Eighteenth Sunday in Ordinary Time

Scripture Readings:    Exodus 16:2-4, 12-15;    Ephesians 4: 17-14;    John 6: 24-35


Many years ago, there was a song sung at Mass that said, “look beyond the bread you eat, see your Savior and your Lord, look beyond the wine you drink and see your Savior and your Lord.”

Last weekend and this weekend we read and hear about the feeding of God’s people on journey to the promised land and as they yearned for the food of life that only comes from God.

Like the song above suggests, we who receive this gift of God – this bread and wine, this Holy Communion – need to look beyond…

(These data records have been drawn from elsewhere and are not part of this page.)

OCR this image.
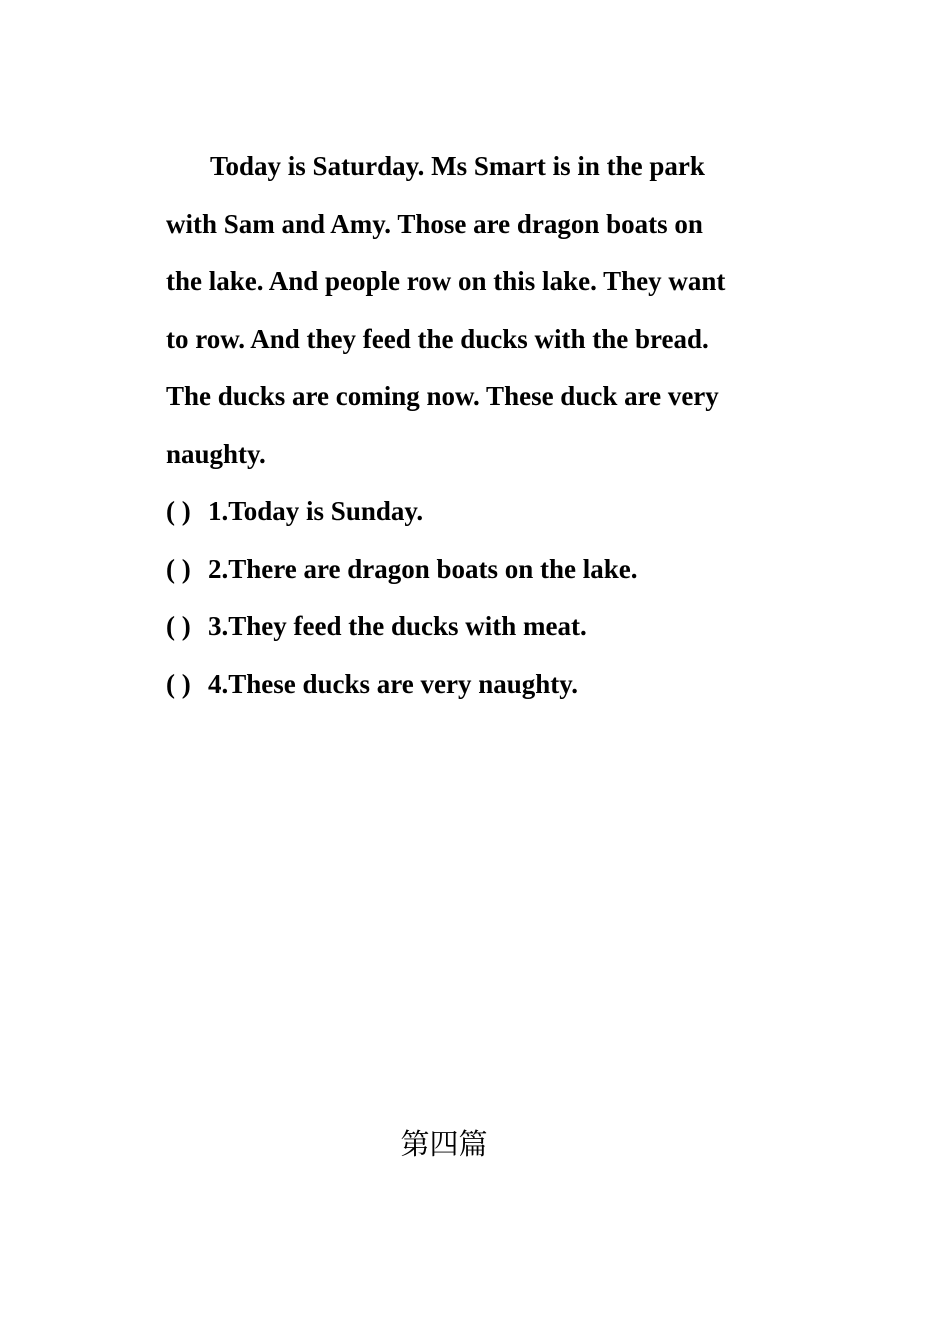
Today is Saturday. Ms Smart is in the park
with Sam and Amy. Those are dragon boats on
the lake. And people row on this lake. They want
to row. And they feed the ducks with the bread.
The ducks are coming now. These duck are very
naughty.
( ) 1.Today is Sunday.
( ) 2.There are dragon boats on the lake.
( ) 3.They feed the ducks with meat.
( ) 4.These ducks are very naughty.
第四篇
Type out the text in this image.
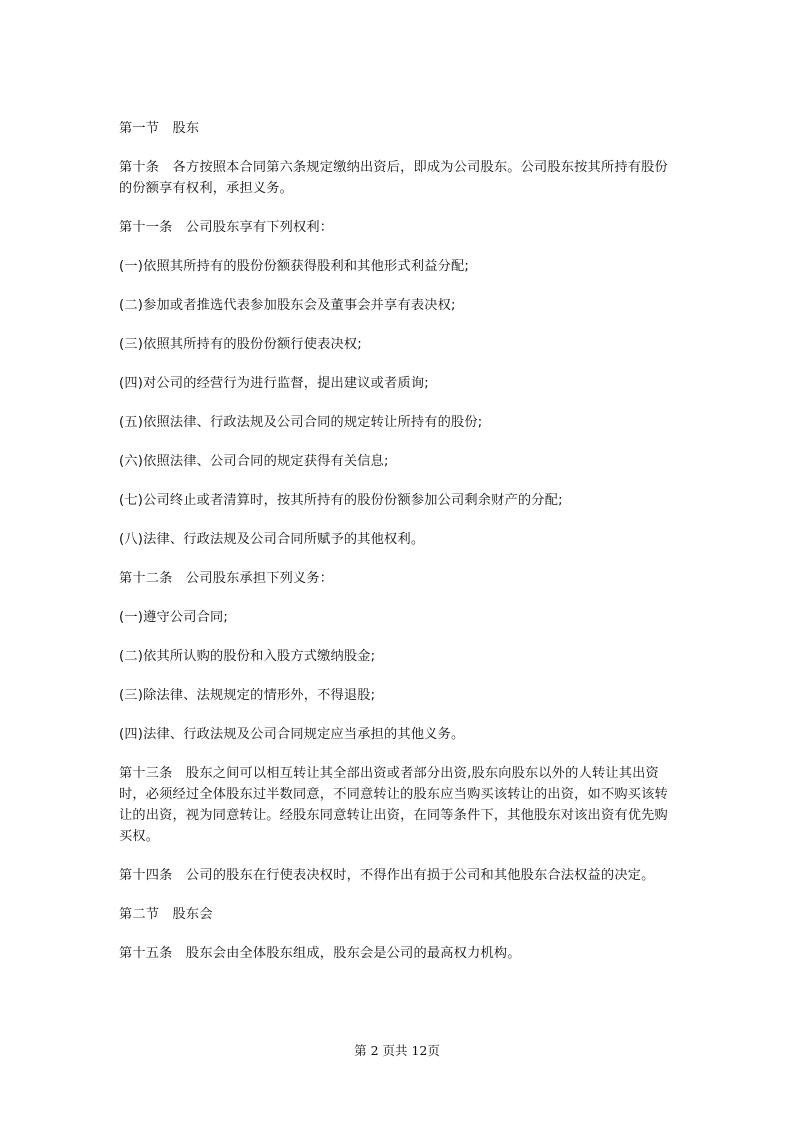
第一节　股东

第十条　各方按照本合同第六条规定缴纳出资后，即成为公司股东。公司股东按其所持有股份的份额享有权利，承担义务。

第十一条　公司股东享有下列权利：

(一)依照其所持有的股份份额获得股利和其他形式利益分配;

(二)参加或者推选代表参加股东会及董事会并享有表决权;

(三)依照其所持有的股份份额行使表决权;

(四)对公司的经营行为进行监督，提出建议或者质询;

(五)依照法律、行政法规及公司合同的规定转让所持有的股份;

(六)依照法律、公司合同的规定获得有关信息;

(七)公司终止或者清算时，按其所持有的股份份额参加公司剩余财产的分配;

(八)法律、行政法规及公司合同所赋予的其他权利。

第十二条　公司股东承担下列义务：

(一)遵守公司合同;

(二)依其所认购的股份和入股方式缴纳股金;

(三)除法律、法规规定的情形外，不得退股;

(四)法律、行政法规及公司合同规定应当承担的其他义务。

第十三条　股东之间可以相互转让其全部出资或者部分出资,股东向股东以外的人转让其出资时，必须经过全体股东过半数同意，不同意转让的股东应当购买该转让的出资，如不购买该转让的出资，视为同意转让。经股东同意转让出资，在同等条件下，其他股东对该出资有优先购买权。

第十四条　公司的股东在行使表决权时，不得作出有损于公司和其他股东合法权益的决定。

第二节　股东会

第十五条　股东会由全体股东组成，股东会是公司的最高权力机构。

第 2 页共 12页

For we who eat the bread of life are called to put on the new selves of righteousness, holiness and truth.   We need to not only take care of ourselves, but we need to look beyond ourselves and care for one another and others.

True story:     After lecturing at a University in Canada, a minister found himself stranded in a bus station during a surprise October snowstorm.    Cold and wet, he finally found a seat at the bus café counter.   A cranky, tired man in a greasy apron took his order – all they had was soup, one kind.   So the minister ordered soup.   The gray goop was the worst thing he had ever eaten.   He wrapped his hands around the bowl – at least it kept his hands warm.

Then the door opened again, letting in the icy wind.   “Close the door!” somebody yelled.    In came a woman in a threadbare coat.    She took a seat not far from the minister.   The cranky man in the greasy apron took her order.  “Glass of water,” she mumbled.

He brought the water.    “Now, what do you want?”

“Just a glass of water and a chance to get warm.”

“Look, I have customers that pay – what do you think this is a Church or something?   If you are not going to order, you have got to leave!”

The man got real loud about it.   So she got up to leave – and, as if rehearsed, everybody in the little café got up and started toward the door.    The minister got up and said to the man in the greasy apron, “I am voting for something here; I do not know what it is.”

“All right, all right, all right,” the cranky man in the greasy apron said.   Everybody sat down again and he brought the woman a bowl of soup.

The minister asked the person sitting next to him, “who is she?”

“I never saw her in here before,” was the reply.

The place grew quiet; all the minister heard was the sipping of that awful soup.     The minister decided to try it again and put his spoon into the bowl.

“You know”, said the minister later, “it really was not bad.  Everyone was eating the soup, and it was pretty good soup.   I have no idea what kind of soup it was.   I do not know what was in it, but I do recall when I was eating it, it tasted a little bit like bread and wine.   Just a little like bread and wine.”

May we as person, families and parish continue to allow the word, the eucharistic sacrament we hear and share in each week to guide us in being authentic disciples of the Lord… worthy of the name and eager to share “our bread” with others.